Despite the uncertainty surrounding the NAFTA renegotiations, Canadian manufacturer Bombardier Recreational Products Inc. (BRP) announced it will invest US$ 78.6 million over the next two years to expand its global production capacity. Part of the investment will be used to double vehicle production output at its Juarez 2 plant in Chihuahua, Mexico.
“We cannot manage our business waiting for the government to finalize negotiations,” CEO José Boisjoli said in a conference call to discuss the company’s quarterly results. “Right now, we are in a situation where we have more demand for our product than we can produce. We have no choice but to follow our business plan, and make these decisions.”
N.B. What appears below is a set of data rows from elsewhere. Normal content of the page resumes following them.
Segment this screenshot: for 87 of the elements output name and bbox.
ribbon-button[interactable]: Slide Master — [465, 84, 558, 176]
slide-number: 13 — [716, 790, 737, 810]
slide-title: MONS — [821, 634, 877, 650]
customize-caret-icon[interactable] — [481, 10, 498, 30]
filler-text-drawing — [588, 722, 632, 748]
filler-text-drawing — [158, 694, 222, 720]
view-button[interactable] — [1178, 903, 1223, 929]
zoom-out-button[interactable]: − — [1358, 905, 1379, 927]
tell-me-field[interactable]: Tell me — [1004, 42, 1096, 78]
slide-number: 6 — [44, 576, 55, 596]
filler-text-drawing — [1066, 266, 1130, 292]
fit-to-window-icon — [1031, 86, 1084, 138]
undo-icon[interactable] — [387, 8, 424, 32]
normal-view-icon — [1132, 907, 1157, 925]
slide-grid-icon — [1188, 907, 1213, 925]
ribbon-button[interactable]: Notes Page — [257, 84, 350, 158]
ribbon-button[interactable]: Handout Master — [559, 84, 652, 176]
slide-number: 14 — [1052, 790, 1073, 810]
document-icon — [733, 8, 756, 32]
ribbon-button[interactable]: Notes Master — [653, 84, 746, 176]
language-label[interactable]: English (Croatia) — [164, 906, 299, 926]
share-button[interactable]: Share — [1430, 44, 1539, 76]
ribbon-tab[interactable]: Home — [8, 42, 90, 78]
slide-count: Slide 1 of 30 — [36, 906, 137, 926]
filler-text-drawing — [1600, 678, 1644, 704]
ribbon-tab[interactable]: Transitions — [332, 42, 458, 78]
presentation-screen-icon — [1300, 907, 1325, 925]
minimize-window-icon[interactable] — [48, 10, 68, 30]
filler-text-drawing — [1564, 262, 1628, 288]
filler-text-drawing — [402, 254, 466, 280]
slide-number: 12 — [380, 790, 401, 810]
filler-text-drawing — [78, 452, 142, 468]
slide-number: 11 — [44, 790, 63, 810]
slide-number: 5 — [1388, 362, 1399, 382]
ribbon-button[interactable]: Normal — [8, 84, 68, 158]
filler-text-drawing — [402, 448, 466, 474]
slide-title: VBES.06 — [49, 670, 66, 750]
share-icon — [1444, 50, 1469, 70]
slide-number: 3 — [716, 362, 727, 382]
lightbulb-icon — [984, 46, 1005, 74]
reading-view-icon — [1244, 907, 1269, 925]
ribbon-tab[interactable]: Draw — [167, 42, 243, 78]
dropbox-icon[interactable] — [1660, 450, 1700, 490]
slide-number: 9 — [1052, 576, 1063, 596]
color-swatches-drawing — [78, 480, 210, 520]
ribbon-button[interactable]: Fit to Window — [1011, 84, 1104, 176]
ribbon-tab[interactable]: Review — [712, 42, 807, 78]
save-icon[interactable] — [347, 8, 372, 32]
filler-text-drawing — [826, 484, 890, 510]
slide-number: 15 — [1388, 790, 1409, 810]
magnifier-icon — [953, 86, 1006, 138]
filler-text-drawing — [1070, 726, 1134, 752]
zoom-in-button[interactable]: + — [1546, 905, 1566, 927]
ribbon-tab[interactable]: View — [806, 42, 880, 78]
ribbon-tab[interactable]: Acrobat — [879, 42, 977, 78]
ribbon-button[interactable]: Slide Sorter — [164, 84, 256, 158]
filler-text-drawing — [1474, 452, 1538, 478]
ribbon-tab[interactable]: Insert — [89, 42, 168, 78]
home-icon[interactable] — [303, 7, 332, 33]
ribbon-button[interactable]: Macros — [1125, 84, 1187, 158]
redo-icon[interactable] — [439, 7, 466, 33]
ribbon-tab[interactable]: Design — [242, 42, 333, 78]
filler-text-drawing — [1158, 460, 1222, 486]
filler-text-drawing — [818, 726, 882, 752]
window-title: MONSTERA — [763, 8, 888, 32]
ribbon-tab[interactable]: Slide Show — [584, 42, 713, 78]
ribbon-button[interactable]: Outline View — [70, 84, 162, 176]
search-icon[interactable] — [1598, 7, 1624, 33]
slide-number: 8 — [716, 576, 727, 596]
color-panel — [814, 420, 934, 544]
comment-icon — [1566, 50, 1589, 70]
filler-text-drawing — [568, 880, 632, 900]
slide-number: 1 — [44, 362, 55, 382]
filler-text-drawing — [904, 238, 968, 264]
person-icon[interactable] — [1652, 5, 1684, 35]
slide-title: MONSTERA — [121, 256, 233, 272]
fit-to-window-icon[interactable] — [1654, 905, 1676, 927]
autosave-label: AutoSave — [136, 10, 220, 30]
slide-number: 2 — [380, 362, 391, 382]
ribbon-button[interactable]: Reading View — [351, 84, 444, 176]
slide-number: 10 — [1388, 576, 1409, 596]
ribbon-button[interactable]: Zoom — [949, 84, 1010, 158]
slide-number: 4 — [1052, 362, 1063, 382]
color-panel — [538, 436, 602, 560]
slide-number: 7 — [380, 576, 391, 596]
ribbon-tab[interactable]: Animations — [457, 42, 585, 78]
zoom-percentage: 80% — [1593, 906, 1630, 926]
If NAFTA is terminated, BRP would be subject to WTO tariffs in the range of 2 to 2.5%, said chief financial officer Sébastien Martel.
“Obviously it’s not a scenario that we would prefer,” he said, “but it’s something that we could manage and that would be addressed through supplier reductions, or increases over to the consumer, or do as we do every year and optimize our business.”
The investment announcement came as BRP reported a revenue increase of US$ 126 million, or 14% to US$ 0.97 billion in the three-month period ending October 31. The company also reported a gross profit of US$ 259 million, up from US$ 241.5 million during the same period last year, while net income fell US$ 7 million to US$ 61.1 million.